Today’s indoor rowing session was preset to a time of 45 minutes 36 seconds, so I could catch up to equal the time spent rowing this week by one of my “training partners”.
Today’s indoor rowing was the first in several days. I looked at my training partners and the most active training partner had rowed 8591 meters since the last day that I’d done any rowing.
So, I setup a RowPro session for that distance and that’s why the odd number was chosen.
Today’s indoor rowing session was done online but it was scheduled only about 15 minutes in advance. Nobody who was interested saw it in time to join. There were other online sessions coming up that I could have joined, but I wanted to row immediately and easy and if I’d chosen one of the other sessions, I would have been rowing later and under the influence of faster people and therefore probably would have rowed harder than I really wanted to this morning.
So I set up a 30 minute session and rowed it easy, with only one non-easy bit that consisted of 10 strokes at a somewhat hard effort.
Today’s indoor rowing session could not be construed as a minuet because it was solo and lacking in stateliness.
Today’s session was almost nothing at all, because of other things happening in the morning and because after those things happened I decided to skip rowing today.
But then I logged into the Concept2 logbook and noticed that one of my three training partners had done some rowing today, in spite of the fact that she is going through chemotherapy and today was a “crash” day, she managed to get on the rowing machine and do 19 minutes 47 seconds of rowing.
That was inspiring. So I decided to spend at least that much time rowing and did 20 minutes.
Today’s indoor rowing was a single 5K done at at target pace of 2:20/500 meters. That was half the distance rowed yesterday, but it was a little bit (7 calories, to be exact) more than half the calories burned yesterday.
Today’s indoor rowing session was a total of 10K but it was done as two 5Ks. The first 5K was done with a target pace of 2:25 and the second with a target pace of 2:20.
Today’s indoor rowing session was 10K done with a pace target zone painted on the RowPro screen. I aimed to maintain a pace that was just a little bit slower than maximum for that zone.
The title of today’s post is the note that I wrote to myself on the notepad which is on a nightstand next to my side of the bed. It was intended to remind me, first thing in the morning, to put off anything and everything else and just row, first thing early in the morning.
It worked.
Today’s “any distance” turned out to be 10K. I set up RowPro so that it would display an easy pace zone with boundaries of 2:25 and 2:15 /500 meters and aimed for about 2:20. (All versions of RowPro allow you to designate and display optional target target zones for pace, heart rate and/or rating).
Heart rate was irregular for about the first 1,000 meters and then smoothed out.
Today was a late morning start so the distance rowed was only 3K. It was done at randomly varying paces.

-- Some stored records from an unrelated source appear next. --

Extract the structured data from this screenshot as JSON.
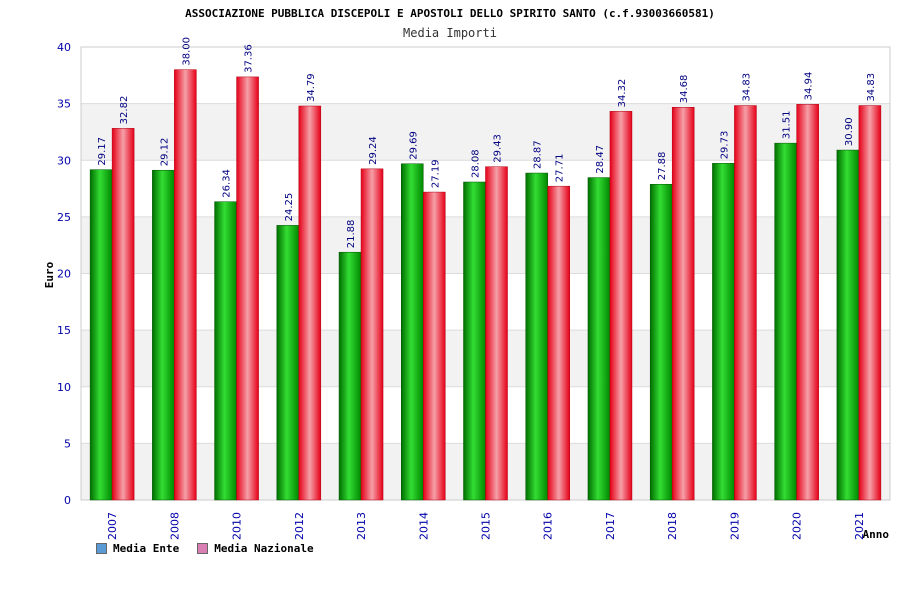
{
  "chart_data": {
    "type": "bar",
    "title": "ASSOCIAZIONE PUBBLICA DISCEPOLI E APOSTOLI DELLO SPIRITO SANTO (c.f.93003660581)",
    "subtitle": "Media Importi",
    "xlabel": "Anno",
    "ylabel": "Euro",
    "ylim": [
      0,
      40
    ],
    "yticks": [
      0,
      5,
      10,
      15,
      20,
      25,
      30,
      35,
      40
    ],
    "grid": true,
    "legend_position": "bottom-left",
    "categories": [
      "2007",
      "2008",
      "2010",
      "2012",
      "2013",
      "2014",
      "2015",
      "2016",
      "2017",
      "2018",
      "2019",
      "2020",
      "2021"
    ],
    "series": [
      {
        "name": "Media Ente",
        "legend_color": "#5b9bd5",
        "bar_color": "#00aa00",
        "values": [
          29.17,
          29.12,
          26.34,
          24.25,
          21.88,
          29.69,
          28.08,
          28.87,
          28.47,
          27.88,
          29.73,
          31.51,
          30.9
        ],
        "labels": [
          "29.17",
          "29.12",
          "26.34",
          "24.25",
          "21.88",
          "29.69",
          "28.08",
          "28.87",
          "28.47",
          "27.88",
          "29.73",
          "31.51",
          "30.90"
        ]
      },
      {
        "name": "Media Nazionale",
        "legend_color": "#d97fb4",
        "bar_color": "#e0001a",
        "values": [
          32.82,
          38.0,
          37.36,
          34.79,
          29.24,
          27.19,
          29.43,
          27.71,
          34.32,
          34.68,
          34.83,
          34.94,
          34.83
        ],
        "labels": [
          "32.82",
          "38.00",
          "37.36",
          "34.79",
          "29.24",
          "27.19",
          "29.43",
          "27.71",
          "34.32",
          "34.68",
          "34.83",
          "34.94",
          "34.83"
        ]
      }
    ]
  }
}
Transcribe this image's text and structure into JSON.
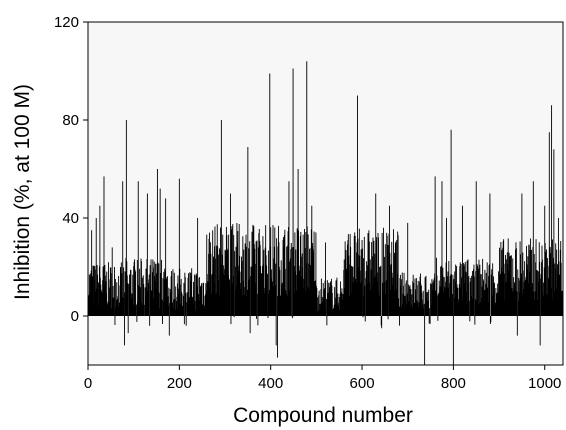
{
  "chart_data": {
    "type": "bar",
    "title": "",
    "xlabel": "Compound number",
    "ylabel": "Inhibition (%, at 100 M)",
    "xlim": [
      0,
      1040
    ],
    "ylim": [
      -20,
      120
    ],
    "xticks": [
      0,
      200,
      400,
      600,
      800,
      1000
    ],
    "yticks": [
      0,
      40,
      80,
      120
    ],
    "grid": false,
    "legend": "none",
    "n_points": 1040,
    "bar_color": "#000000",
    "background_color": "#f7f7f7",
    "segments": [
      {
        "x_start": 1,
        "x_end": 80,
        "typical_range": [
          3,
          22
        ]
      },
      {
        "x_start": 80,
        "x_end": 180,
        "typical_range": [
          3,
          24
        ]
      },
      {
        "x_start": 180,
        "x_end": 260,
        "typical_range": [
          2,
          20
        ]
      },
      {
        "x_start": 260,
        "x_end": 500,
        "typical_range": [
          8,
          38
        ]
      },
      {
        "x_start": 500,
        "x_end": 560,
        "typical_range": [
          2,
          16
        ]
      },
      {
        "x_start": 560,
        "x_end": 680,
        "typical_range": [
          8,
          36
        ]
      },
      {
        "x_start": 680,
        "x_end": 760,
        "typical_range": [
          2,
          18
        ]
      },
      {
        "x_start": 760,
        "x_end": 900,
        "typical_range": [
          4,
          24
        ]
      },
      {
        "x_start": 900,
        "x_end": 1040,
        "typical_range": [
          6,
          32
        ]
      }
    ],
    "notable_values": [
      {
        "x": 8,
        "y": 35
      },
      {
        "x": 18,
        "y": 40
      },
      {
        "x": 26,
        "y": 45
      },
      {
        "x": 35,
        "y": 57
      },
      {
        "x": 53,
        "y": 28
      },
      {
        "x": 76,
        "y": 55
      },
      {
        "x": 80,
        "y": -12
      },
      {
        "x": 84,
        "y": 80
      },
      {
        "x": 88,
        "y": -7
      },
      {
        "x": 110,
        "y": 55
      },
      {
        "x": 130,
        "y": 50
      },
      {
        "x": 135,
        "y": -4
      },
      {
        "x": 152,
        "y": 60
      },
      {
        "x": 158,
        "y": 52
      },
      {
        "x": 170,
        "y": 48
      },
      {
        "x": 178,
        "y": -8
      },
      {
        "x": 200,
        "y": 56
      },
      {
        "x": 240,
        "y": 40
      },
      {
        "x": 292,
        "y": 80
      },
      {
        "x": 312,
        "y": 50
      },
      {
        "x": 350,
        "y": 69
      },
      {
        "x": 355,
        "y": -7
      },
      {
        "x": 398,
        "y": 99
      },
      {
        "x": 412,
        "y": -12
      },
      {
        "x": 415,
        "y": -17
      },
      {
        "x": 440,
        "y": 55
      },
      {
        "x": 449,
        "y": 101
      },
      {
        "x": 460,
        "y": 60
      },
      {
        "x": 479,
        "y": 104
      },
      {
        "x": 490,
        "y": 45
      },
      {
        "x": 520,
        "y": 30
      },
      {
        "x": 590,
        "y": 90
      },
      {
        "x": 630,
        "y": 50
      },
      {
        "x": 643,
        "y": -5
      },
      {
        "x": 660,
        "y": 45
      },
      {
        "x": 700,
        "y": 38
      },
      {
        "x": 737,
        "y": -28
      },
      {
        "x": 760,
        "y": 57
      },
      {
        "x": 775,
        "y": 55
      },
      {
        "x": 785,
        "y": 40
      },
      {
        "x": 795,
        "y": 76
      },
      {
        "x": 800,
        "y": -28
      },
      {
        "x": 820,
        "y": 45
      },
      {
        "x": 850,
        "y": 55
      },
      {
        "x": 880,
        "y": 50
      },
      {
        "x": 940,
        "y": -8
      },
      {
        "x": 950,
        "y": 50
      },
      {
        "x": 975,
        "y": 55
      },
      {
        "x": 990,
        "y": -12
      },
      {
        "x": 1000,
        "y": 45
      },
      {
        "x": 1010,
        "y": 75
      },
      {
        "x": 1015,
        "y": 86
      },
      {
        "x": 1020,
        "y": 68
      },
      {
        "x": 1030,
        "y": 40
      }
    ]
  }
}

I perhaps got a little carried away with some of the faster, sprinting bits… because I hadn’t warmed up and, perhaps due to that, the finicky heart rate started to climb near the end when it should have been slowing down if it was acting normally. But it wasn’t being normal, it was being tachy , as in tachycardia.

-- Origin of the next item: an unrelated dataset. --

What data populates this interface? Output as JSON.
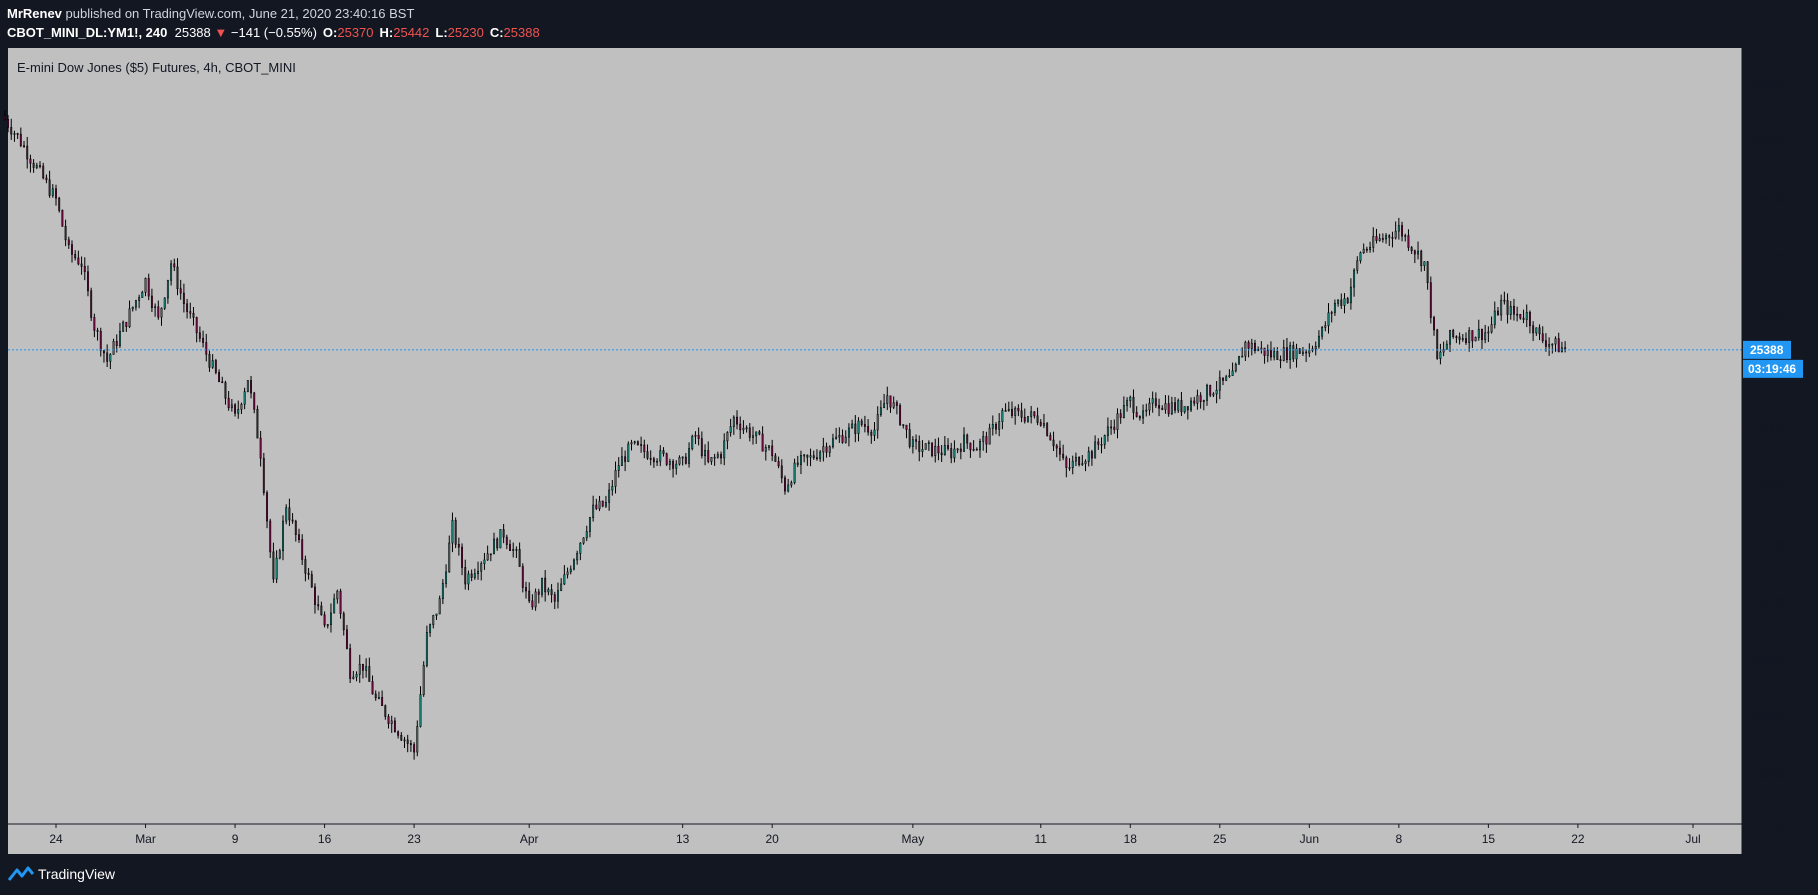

During the last 1,000 meters I did a tiny little bit of sprinting and heart rate climbed up to 145 BPM when there was about 500 meters remaining. At the 500 meters-to-go point, I slowed and rowed easy for a warm-down to the finish. Heart rate went from 145 to 139, 138, 137, 135, 134… acting normal for a warm down after a little sprint and it slowed all the way to around 121 while I was rowing easy during the last 500 meters.
But then, even though I continued to row easily, heart rate climbed to 129, 131, 146, 147 … all the way up to 150 as I continued to row very easy near the end and when I reached the finish line it was beating at 148.
It remained high for a little while after rowing stopped, even though I hadn’t worked up a sweat and wasn’t breathing hard at all – totally normal breathing, as if I’d been being a couch potato instead of rowing, but heart rate was in the tachycardia zone for a bit.
After a few minutes it dropped below 100, which is the technical boundary for tachycardia.
The tacky heart behavior was rather annoying. But perhaps I caused it? By annoying the heart? By rowing later in the morning instead of first thing, before 7 a.m.? It might be my imagination, but the heart and everything it’s connected to seems to prefer an earlier rowing session.
In addition to the tachycardia-ish behavior near the end, the heart rate went noticeably irregular a couple times during the session. I felt it each time, and the heart rate display briefly went blank at those times. You can see them on the graphs below, where the graph of heart rate spikes down to zero around the middle and near the end.
Today’s rowing was done with a target pace of 2:20/500 meters average for the entire distance. I started out slow and took a couple of brief breaks during the first half, so the second half was a bit faster paced than the first half, in order to achieve the target average pace.